La quenelle est donc devenue de l'ordre du signifiant, c'est-à-dire qu'elle est polysémique (je n'ai pas dit polysémitique...) Au départ c'est le signe de ralliement sectaire antisémite. Savoir qu'en France, le salut nazi (entre autres oripeaux) est interdit. Donc, ce signe c'est : "Je fais un salut nazi, mais comme je n'en ai pas le droit, je le signifie en l'empêchant de l'autre bras". Comme une sorte de dédoublement de la personnalité. Geste d'impuissance, castrateur du coup. Ne pas s'étonner que Dieudonné se diabolise lui-même dans une position prostrée de boudeur à qui, forcément, tout le monde en veut.
Dieudonné est un "théoricien" du complot. Ce monde serait le jouet de quelques manipulateurs, alors que lui ne l'est pas du tout avec son bazar de signes, de chansons, de private jokes dignes d'une cour de récréation. Manipulation de hochets qui l'identifient à une communauté qui parlerait le même langue, la vraie, la pure : celle de la résistance.
Quenelle, nom féminin, rimant avec "femelle" qui désigne une boulette allongée (déjà une sorte d'oxymore).
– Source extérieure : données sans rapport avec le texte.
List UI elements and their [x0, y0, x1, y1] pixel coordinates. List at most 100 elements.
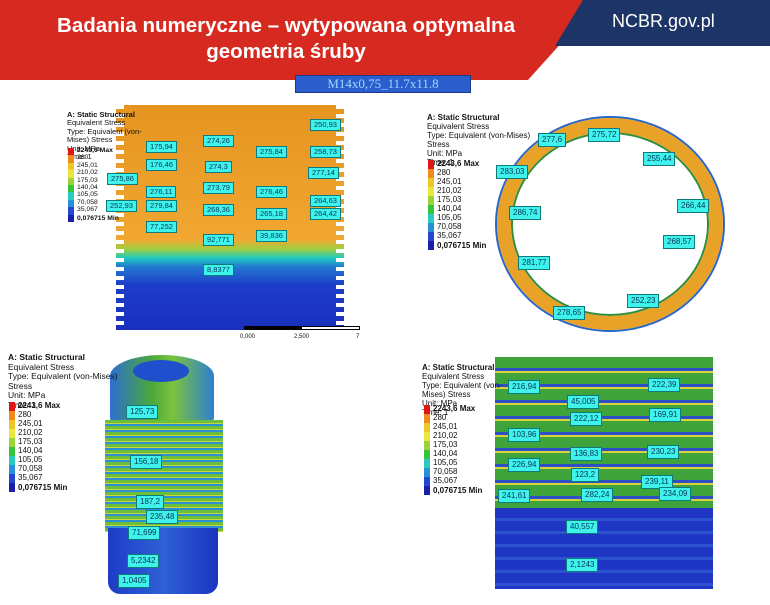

Souvent employé au pluriel. On mange des quenelles, pas une. Dieudonné l'a singularisée. La quenelle. Et l'a associée à un signe ambigu parce que polysémique. Y a-t-il un psychanalyste dans la salle ?
On se protège par cette polysémie. Et hop, du chapeau à virevoltes sort le mot "antisystème". On enfume pour attirer le quidam pas content. Populisme de l'enivrement collectif grâce à des signifiants TMTC, obviés. C'est tordu, cette "quenellisation" des esprits, cette façon de penser vrillant autour d'un tribalisme un peu cannibal et voulant cacher son épicentre : l'extrême droite la plus classique, rassie, haineuse.
Donc ce signe va devenir insigne. C'est comme tout. Il ne va plus signifier qu'à ceux à qui il est censé s'adresser. Après, sa polysémie foireuse l'innocente à tous les coups. Ah ben non, ce n'était pas antisémite, mais anti système, ce qui pour Dieudonné est pareil.